Cloud computing technology helps companies manage their IT more efficiently and will also ensure that the world wide web and key innovations such as artificial intelligence fulfil their potential, says Stephen Connolly.
The concept of cloud computing has emerged from a realisation that there are better ways for the world to manage its information technology. We examine the idea in detail in the box below, but it broadly refers to storing or managing data and delivering IT services on the internet, rather than in-house. It is revolutionising computing and business, and is here to stay. Building cloud platforms and servicing users is big, lucrative work. Tech giant Amazon now makes more money pushing its cloud offering than flogging goods online.
Migrating to the cloud
And yet it’s still early days. Most businesses have just begun the journey to getting on the cloud, according to consultants McKinsey & Co, and there’s a long way to go. Furthermore, plenty have tired, bespoke and cobbled-together IT systems that are well past their sell-by dates. It is so much easier, not to mention more secure, to opt for an up-to-date set-up that someone else organises for you on a cloud platform.
This means that cloud computing is no short-term flash in the pan. It’s a sector set to progress over many years, driven by rising numbers of users and more complex work to help platforms’ corporate customers innovate and reinvent themselves in a fast-paced digital world. Long-term forecasts are wide open, but they range between annual growth of 15% and 30%. Even if expansion came in no higher than the most conservative estimates, committed investors are unlikely to be disappointed.
Of course, merely having cloud platforms and being able to migrate businesses and revamp their IT can’t in itself explain the confident belief that many large and small businesses the world over will make – and pay for – the switch from their current systems. IT can be an early victim of uncertainty and difficult trading conditions, with companies happy to “make do” and bump spending plans into the next financial year and beyond. The current global economic backdrop is volatile and the trade dispute between the US and China is compounding worries.
This could have an impact, but there are compelling practical reasons for cloud migration that are likely to improve the bottom line for businesses. It’s arguable that a weaker economic environment only makes switching to the cloud more of an imperative. Leading cloud provider Amazon showed recently that on average its customers spend $109,718 a year running a standard web application in-house; this drops 76% to $26,786 using Amazon’s cloud. For data processing, the average cost is $927,064 in-house, which halves to $455,593 on the cloud. And an in-house core business application (software used to perform key tasks for the company) sets the average client back $261,353, whereas on Amazon’s cloud it’s only $111,136.
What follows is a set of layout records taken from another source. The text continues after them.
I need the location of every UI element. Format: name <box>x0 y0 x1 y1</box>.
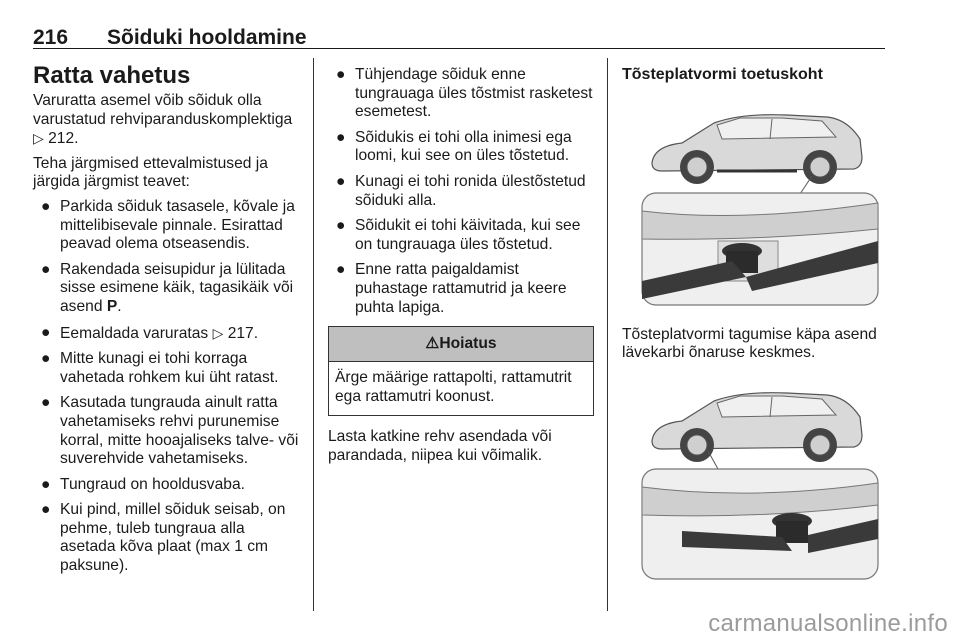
column-3 <box>622 60 888 587</box>
watermark: carmanualsonline.info <box>708 610 948 637</box>
car-lift-point-figure-1 <box>622 91 884 316</box>
warning-header <box>329 327 593 362</box>
bullet-icon: ● <box>41 260 51 278</box>
list-item: ● Parkida sõiduk tasasele, kõvale ja mittelibisevale pinnale. Esirattad peavad olema otseasendis. <box>41 197 295 253</box>
column-divider <box>313 58 314 611</box>
arrow-ref-icon: ▷ <box>212 324 224 341</box>
gear-position: P <box>106 297 118 315</box>
car-lift-point-figure-2 <box>622 369 884 587</box>
bullet-icon: ● <box>336 128 346 146</box>
bullet-icon: ● <box>336 172 346 190</box>
paragraph: Teha järgmised ettevalmistused ja järgida järgmist teavet: <box>33 154 268 191</box>
bullet-icon: ● <box>336 217 346 235</box>
column-2 <box>328 60 594 472</box>
bullet-icon: ● <box>336 66 346 83</box>
column-divider <box>607 58 608 611</box>
section-title: Ratta vahetus <box>33 62 191 89</box>
chapter-title: Sõiduki hooldamine <box>107 26 307 49</box>
warning-triangle-icon: ⚠ <box>425 335 440 353</box>
list-item: ● Mitte kunagi ei tohi korraga vahetada rohkem kui üht ratast. <box>41 350 279 386</box>
paragraph <box>33 92 301 149</box>
column-1 <box>33 60 301 583</box>
list-item: ● Sõidukis ei tohi olla inimesi ega loomi, kui see on üles tõstetud. <box>336 128 572 165</box>
list-item: ● Kasutada tungrauda ainult ratta vahetamiseks rehvi purunemise korral, mitte hooajaliseks talve- või suverehvide vahetamiseks. <box>41 394 299 468</box>
car-side-view <box>652 392 862 461</box>
list-item: ● Rakendada seisupidur ja lülitada sisse esimene käik, tagasikäik või asend P. <box>41 260 294 315</box>
list-item: ● Tungraud on hooldusvaba. <box>41 475 245 493</box>
page-number: 216 <box>33 26 69 49</box>
bullet-icon: ● <box>41 394 51 412</box>
warning-box <box>328 326 594 416</box>
list-item: ● Eemaldada varuratas ▷ 217. <box>41 323 259 342</box>
list-item: ● Enne ratta paigaldamist puhastage rattamutrid ja keere puhta lapiga. <box>336 261 567 316</box>
warning-title: Hoiatus <box>439 335 497 353</box>
page-header <box>33 26 885 49</box>
section-title: Tõsteplatvormi toetuskoht <box>622 66 823 83</box>
paragraph-text: Varuratta asemel võib sõiduk olla varustatud rehviparanduskomplektiga <box>33 92 293 128</box>
paragraph: Lasta katkine rehv asendada või parandada, niipea kui võimalik. <box>328 428 552 464</box>
list-item: ● Kunagi ei tohi ronida ülestõstetud sõiduki alla. <box>336 172 586 209</box>
bullet-icon: ● <box>41 475 51 493</box>
bullet-icon: ● <box>41 350 51 368</box>
bullet-icon: ● <box>41 323 51 341</box>
page-ref[interactable]: 217. <box>227 324 259 342</box>
warning-text: Ärge määrige rattapolti, rattamutrit ega rattamutri koonust. <box>335 369 572 405</box>
list-item: ● Tühjendage sõiduk enne tungrauaga üles tõstmist rasketest esemetest. <box>336 66 593 121</box>
page-ref[interactable]: 212. <box>48 130 79 148</box>
arrow-ref-icon: ▷ <box>33 130 44 147</box>
bullet-icon: ● <box>41 197 51 215</box>
bullet-icon: ● <box>41 501 51 519</box>
list-item: ● Kui pind, millel sõiduk seisab, on pehme, tuleb tungraua alla asetada kõva plaat (max 1 cm paksune). <box>41 501 286 575</box>
bullet-list <box>328 66 594 317</box>
list-item: ● Sõidukit ei tohi käivitada, kui see on tungrauaga üles tõstetud. <box>336 217 581 253</box>
bullet-icon: ● <box>336 261 346 279</box>
bullet-list <box>33 198 301 576</box>
car-side-view <box>652 114 862 183</box>
figure-caption: Tõsteplatvormi tagumise käpa asend lävekarbi õnaruse keskmes. <box>622 325 877 362</box>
Before looking into the practical benefits in detail, however, it’s first worth considering the bigger picture. Operational advantages are important, but in the case of the cloud when weighing up its significance for the future of computing and business, the whole represents more than the sum of the parts.
Joined-up computing comes of age
The joined-up computing called for by Apple co-founder Steve Jobs in 1997 is here now, increasingly permeating everyday life, as anyone with a smartphone, for example, knows. For Jobs, “carrying around these non-connected computers – with tons of data and state in them – is byzantine”. Others have made similar calls before and since. A large part of the change from then to now is down to the cloud, which allows everything to be connected seamlessly. Widely used companies and services use the cloud to provide their products and interact with customers, including Netflix, Skype, WhatsApp, Microsoft Office, Adobe, Google Docs, Facebook and LinkedIn. It’s significant enough that there are people today who use the term “cloud” interchangeably with “internet”, while others talk only of the former, almost relegating the internet to obscurity.
Either way, plenty of people see the cloud as a kind of “Internet 2.0”. The internet is the infrastructure, while the cloud is the service. It’s like electricity, with the internet being the cables and pylons, and the cloud the power that travels across the network into homes and businesses.